I have successfully run an Athlon XP and a Duron on the same Asus
motherboard. Worked fine with both CPUs running at 13 x 100 MHz.
2. Speed --- I guess as long as the system runs at the slower of the
two speeds it's probably okay but the same is best
Depends on the processors/motherboard/BIOS, but generally you are
pushing your luck if the speeds don't match. For example, I
have gotten away with speed mismatches between Athlon MPs on Tyan
S2460 or S2466 motherboards, but not on Asus or MSI motherboards
that uses exactly the same AMD 760 or 760MPX chipset. And, yes,
on the Tyan boards the processors both ran at the speed of the
slower one.
3. Revision/Stepping -- Huh?
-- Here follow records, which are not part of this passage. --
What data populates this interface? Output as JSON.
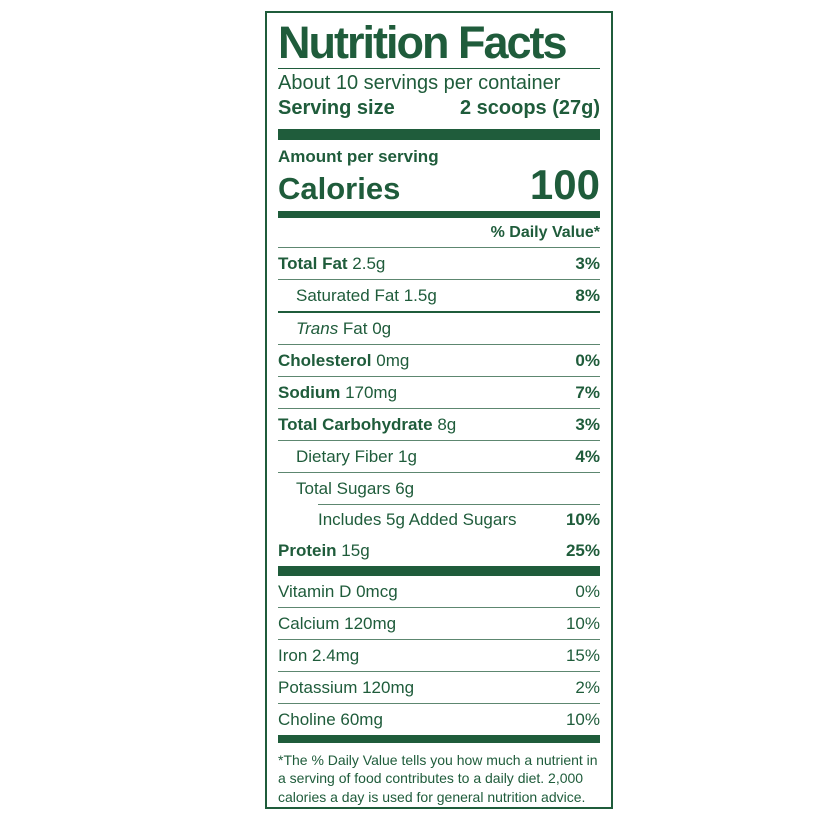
{
  "colors": {
    "label_green": "#1f5c3b",
    "hairline": "#5d8770",
    "background": "#ffffff"
  },
  "label": {
    "title": "Nutrition Facts",
    "servings_per_container": "About 10 servings per container",
    "serving_size_label": "Serving size",
    "serving_size_value": "2 scoops (27g)",
    "amount_per_serving": "Amount per serving",
    "calories_label": "Calories",
    "calories_value": "100",
    "daily_value_header": "% Daily Value*",
    "rows": [
      {
        "bold": "Total Fat",
        "rest": " 2.5g",
        "dv": "3%"
      },
      {
        "rest": "Saturated Fat 1.5g",
        "dv": "8%"
      },
      {
        "italic": "Trans",
        "rest": " Fat 0g"
      },
      {
        "bold": "Cholesterol",
        "rest": " 0mg",
        "dv": "0%"
      },
      {
        "bold": "Sodium",
        "rest": " 170mg",
        "dv": "7%"
      },
      {
        "bold": "Total Carbohydrate",
        "rest": " 8g",
        "dv": "3%"
      },
      {
        "rest": "Dietary Fiber 1g",
        "dv": "4%"
      },
      {
        "rest": "Total Sugars 6g"
      },
      {
        "rest": "Includes 5g Added Sugars",
        "dv": "10%"
      },
      {
        "bold": "Protein",
        "rest": " 15g",
        "dv": "25%"
      }
    ],
    "vitamins": [
      {
        "rest": "Vitamin D 0mcg",
        "dv": "0%"
      },
      {
        "rest": "Calcium 120mg",
        "dv": "10%"
      },
      {
        "rest": "Iron 2.4mg",
        "dv": "15%"
      },
      {
        "rest": "Potassium 120mg",
        "dv": "2%"
      },
      {
        "rest": "Choline 60mg",
        "dv": "10%"
      }
    ],
    "footnote": "*The % Daily Value tells you how much a nutrient in a serving of food contributes to a daily diet. 2,000 calories a day is used for general nutrition advice."
  }
}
Why?
Intel processors are a lot fussier about this than AMD processors
are. With the Athlon MPs and the Opterons, so long as the
processors are the same speed, chances are they will play nicely
together.
I have added a second processor to about a half dozen systems
that initially had a single Opteron 24x processor and it has
worked every single time even though absolutely no effort was
made to match revision/stepping - and an AMD techie had advised
me that I needed to make no such effort. That same techie,
however, advised me that when SSE3 capable Opterons become
available this might not hold true any longer.